The United States Of Ammunition

by Peter Erich

I write before I leave the house. I walk the dog, of course. I make scrambled eggs. ESPN plays in the background. The dog watches the neighbors leave for work. I shower. I put on a podcast. I get dressed. But before I leave for work. I stop and I write. It's usually a sentence or two.

On my way to work, I listen to WNYC. This morning they are talking about the funeral arrangements for the people who were murdered in Pittsburgh. Rachel Martin spoke gently as she said, “The brothers' wooden coffins sat head-to-head at the front of the temple as family remembered them as social, thoughtful men who were deeply involved in their congregation.”

How to make a reduction:

  • Select the attributes and achievements you wish to reduce.

  • Discard excess milestones before beginning.

  • Boil the individual's life down to a sentence.

It's not NPR's fault. It's not Rachel Martin fault. It's not the writer's fault. This is just how it is now. There is too much news that needs to be squeezed into each segment. Even I, the writer of these meaningless words, feel I am reductive. We move on. We need to move on. We walk over the bodies. We know the problems and ignore them. And what can I control anyway?

section break

I get to work, sit at my desk, and engage in perfectly nice conversations. Barb is dieting and having apple slices as a snack before lunch. Chris is working on the incentives for this month's sale. Jeff is concerned about staffing and excited for his basketball game tonight. I tell him how he could probably take me off the dribble, but I would out rebound him. I have that kind of lower body strength. We make jokes. We laugh. We bond. Everything is good. I go to the break room make toast.

How to Make Toast:

  • Get a slice of bread.

  • Place bread in the toaster.

  • Push the lever to lower the toast.

  • Check your phone while waiting for the toast to pop up out of the toaster.

I check the NPR news app. The story about the shooting in Pittsburg has already been pushed off the homepage. There is an article about yellow fever in the 14th century, a potential ceasefire in Yemen, players protesting the national anthem, a plane crash, a helicopter crash, a bombing, a bankruptcy, a flood, a fire, a food shortage, and the booming prosthetic limb industry. My toast is ready. I split an avocado with Desiree and place it on my toast. I add salt and pepper.

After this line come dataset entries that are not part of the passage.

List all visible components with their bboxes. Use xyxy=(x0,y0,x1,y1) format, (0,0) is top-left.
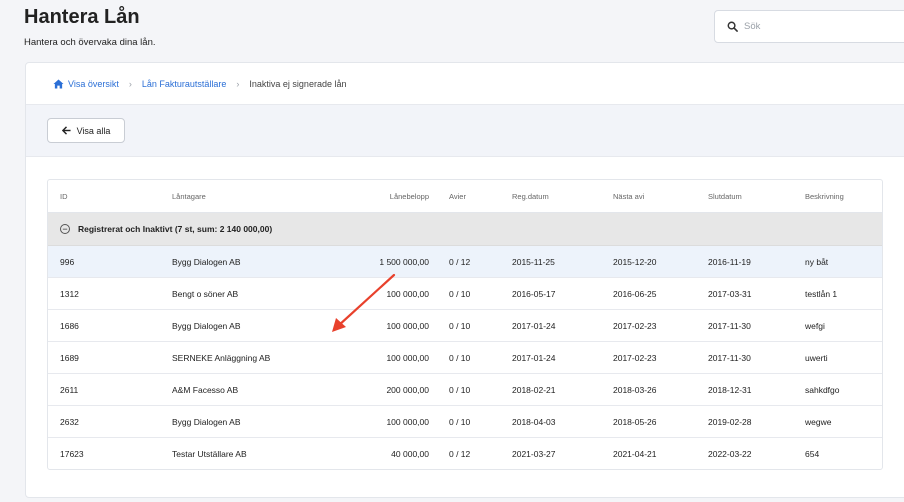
page-title: Hantera Lån xyxy=(24,6,140,28)
cell-borrower: Testar Utställare AB xyxy=(172,449,247,459)
show-all-label: Visa alla xyxy=(76,125,111,136)
table-row[interactable]: 17623 Testar Utställare AB 40 000,00 0 / 12… xyxy=(48,438,882,469)
cell-reg-date: 2021-03-27 xyxy=(512,449,556,459)
loans-table: ID Låntagare Lånebelopp Avier Reg.datum … xyxy=(47,179,883,470)
cell-reg-date: 2016-05-17 xyxy=(512,288,556,299)
breadcrumb-invoicers-link[interactable]: Lån Fakturautställare xyxy=(142,79,227,89)
toolbar: Visa alla xyxy=(26,105,904,157)
table-row[interactable]: 1689 SERNEKE Anläggning AB 100 000,00 0 / 1… xyxy=(48,342,882,374)
cell-borrower: SERNEKE Anläggning AB xyxy=(172,352,271,363)
cell-id: 17623 xyxy=(60,449,84,459)
table-body: 996 Bygg Dialogen AB 1 500 000,00 0 / 12 201… xyxy=(48,246,882,469)
cell-end-date: 2017-11-30 xyxy=(708,352,751,363)
arrow-left-icon xyxy=(61,126,71,135)
breadcrumb-separator-icon: › xyxy=(128,78,132,89)
cell-avier: 0 / 10 xyxy=(449,416,471,427)
cell-amount: 40 000,00 xyxy=(391,449,429,459)
column-header-avier[interactable]: Avier xyxy=(449,192,466,201)
cell-reg-date: 2018-04-03 xyxy=(512,416,556,427)
cell-next-notice: 2021-04-21 xyxy=(613,449,657,459)
table-header: ID Låntagare Lånebelopp Avier Reg.datum … xyxy=(48,180,882,213)
group-row[interactable]: − Registrerat och Inaktivt (7 st, sum: 2… xyxy=(48,213,882,246)
cell-id: 1689 xyxy=(60,352,79,363)
cell-avier: 0 / 10 xyxy=(449,320,471,331)
cell-avier: 0 / 10 xyxy=(449,288,471,299)
cell-end-date: 2022-03-22 xyxy=(708,449,752,459)
cell-next-notice: 2015-12-20 xyxy=(613,256,657,267)
cell-borrower: Bygg Dialogen AB xyxy=(172,320,241,331)
column-header-description[interactable]: Beskrivning xyxy=(805,192,844,201)
cell-description: wefgi xyxy=(805,320,825,331)
cell-description: ny båt xyxy=(805,256,829,267)
table-row[interactable]: 1312 Bengt o söner AB 100 000,00 0 / 10 2016… xyxy=(48,278,882,310)
cell-next-notice: 2018-03-26 xyxy=(613,384,657,395)
cell-description: 654 xyxy=(805,449,820,459)
cell-description: testlån 1 xyxy=(805,288,838,299)
search-box[interactable] xyxy=(714,10,904,43)
table-row[interactable]: 2632 Bygg Dialogen AB 100 000,00 0 / 10 2018… xyxy=(48,406,882,438)
cell-amount: 100 000,00 xyxy=(386,416,429,427)
cell-amount: 1 500 000,00 xyxy=(379,256,429,267)
cell-id: 2611 xyxy=(60,384,79,395)
cell-next-notice: 2018-05-26 xyxy=(613,416,657,427)
cell-avier: 0 / 10 xyxy=(449,384,471,395)
cell-reg-date: 2017-01-24 xyxy=(512,352,556,363)
cell-description: wegwe xyxy=(805,416,832,427)
table-row[interactable]: 2611 A&M Facesso AB 200 000,00 0 / 10 2018-0… xyxy=(48,374,882,406)
breadcrumb-overview-link[interactable]: Visa översikt xyxy=(68,79,119,89)
search-input[interactable] xyxy=(744,21,894,32)
cell-next-notice: 2016-06-25 xyxy=(613,288,657,299)
cell-id: 1312 xyxy=(60,288,79,299)
show-all-button[interactable]: Visa alla xyxy=(47,118,125,143)
breadcrumb-current: Inaktiva ej signerade lån xyxy=(249,78,347,89)
cell-description: sahkdfgo xyxy=(805,384,840,395)
column-header-reg-date[interactable]: Reg.datum xyxy=(512,192,549,201)
cell-avier: 0 / 12 xyxy=(449,449,471,459)
cell-borrower: Bygg Dialogen AB xyxy=(172,256,241,267)
cell-reg-date: 2017-01-24 xyxy=(512,320,556,331)
column-header-amount[interactable]: Lånebelopp xyxy=(348,192,429,201)
group-label: Registrerat och Inaktivt (7 st, sum: 2 1… xyxy=(78,224,273,234)
cell-end-date: 2017-11-30 xyxy=(708,320,751,331)
table-row[interactable]: 1686 Bygg Dialogen AB 100 000,00 0 / 10 2017… xyxy=(48,310,882,342)
main-card: Visa översikt › Lån Fakturautställare › … xyxy=(25,62,904,498)
cell-borrower: Bengt o söner AB xyxy=(172,288,239,299)
collapse-group-icon[interactable]: − xyxy=(60,224,70,234)
table-row[interactable]: 996 Bygg Dialogen AB 1 500 000,00 0 / 12 201… xyxy=(48,246,882,278)
search-icon xyxy=(727,21,738,32)
cell-borrower: Bygg Dialogen AB xyxy=(172,416,241,427)
cell-borrower: A&M Facesso AB xyxy=(172,384,239,395)
page-subtitle: Hantera och övervaka dina lån. xyxy=(24,37,156,48)
column-header-id[interactable]: ID xyxy=(60,192,68,201)
cell-reg-date: 2018-02-21 xyxy=(512,384,556,395)
cell-end-date: 2018-12-31 xyxy=(708,384,752,395)
cell-next-notice: 2017-02-23 xyxy=(613,320,657,331)
cell-end-date: 2016-11-19 xyxy=(708,256,751,267)
home-icon[interactable] xyxy=(53,78,64,89)
cell-end-date: 2019-02-28 xyxy=(708,416,752,427)
column-header-borrower[interactable]: Låntagare xyxy=(172,192,206,201)
cell-description: uwerti xyxy=(805,352,828,363)
breadcrumb-separator-icon: › xyxy=(236,78,240,89)
column-header-next-notice[interactable]: Nästa avi xyxy=(613,192,644,201)
cell-id: 996 xyxy=(60,256,75,267)
cell-id: 2632 xyxy=(60,416,79,427)
cell-id: 1686 xyxy=(60,320,79,331)
cell-amount: 200 000,00 xyxy=(386,384,429,395)
cell-reg-date: 2015-11-25 xyxy=(512,256,555,267)
cell-next-notice: 2017-02-23 xyxy=(613,352,657,363)
cell-avier: 0 / 12 xyxy=(449,256,471,267)
cell-amount: 100 000,00 xyxy=(386,288,429,299)
cell-avier: 0 / 10 xyxy=(449,352,471,363)
breadcrumb: Visa översikt › Lån Fakturautställare › … xyxy=(26,63,904,105)
cell-end-date: 2017-03-31 xyxy=(708,288,752,299)
cell-amount: 100 000,00 xyxy=(386,320,429,331)
cell-amount: 100 000,00 xyxy=(386,352,429,363)
column-header-end-date[interactable]: Slutdatum xyxy=(708,192,742,201)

I sit quietly. I feel powerless - the powerlessness is emptiness and the void is heavy and it rests in the pit of my stomach.

Desiree takes out her iPhone X and shows me photos of her new home. I push away my helplessness and fill it with things like - What kind of flooring are you using in your Basement and are you going to make a separate space for the laundry room and how old is your hot water heater and that sounds nice and I like that idea and that will look great and a big screen TV would be nice.Desiree's mother calls. I look at a poster on the wall.

Signs The Earth is Choking:

  • The inability to maintain a consistent temperature  

  • Difficulty breathing

  • Quaking, which may be weak or forceful

  • Water turning dirty green

  • Land that is flushed and then turns grey

  • If the earth is choking and can't speak for itself the American Red Cross recommends that the people of Earth speak up on behalf of the Earth.

section break

I get home at 6:30. The dog greets me by bringing his favorite toy to the door. It is a rubber boot that squeaks. I kneel down and put my love for him into my hands and massage behind his ears. He leans into my hands and looks up at me. This is his favorite spot. He follows me as I walk to the kitchen table to throw away those few lines I wrote this morning.

I didn't know what would happen today.  Would I be the shot? The bombed? The crashed? The drowned? The Starved? The burned? The forgotten line in a news story? So each morning I write my own epitaph. A few lines so I can be remembered as something more than a coffin in room. Today it read,

“As I died I remembered all the people who told me they loved me. And I remembered their voices and played them on repeat as I bled out. I am the love I received and I saved it as a blanket to put over me in a moment like this. I hope that no one will read these words, but I will write them again tomorrow - just in case.”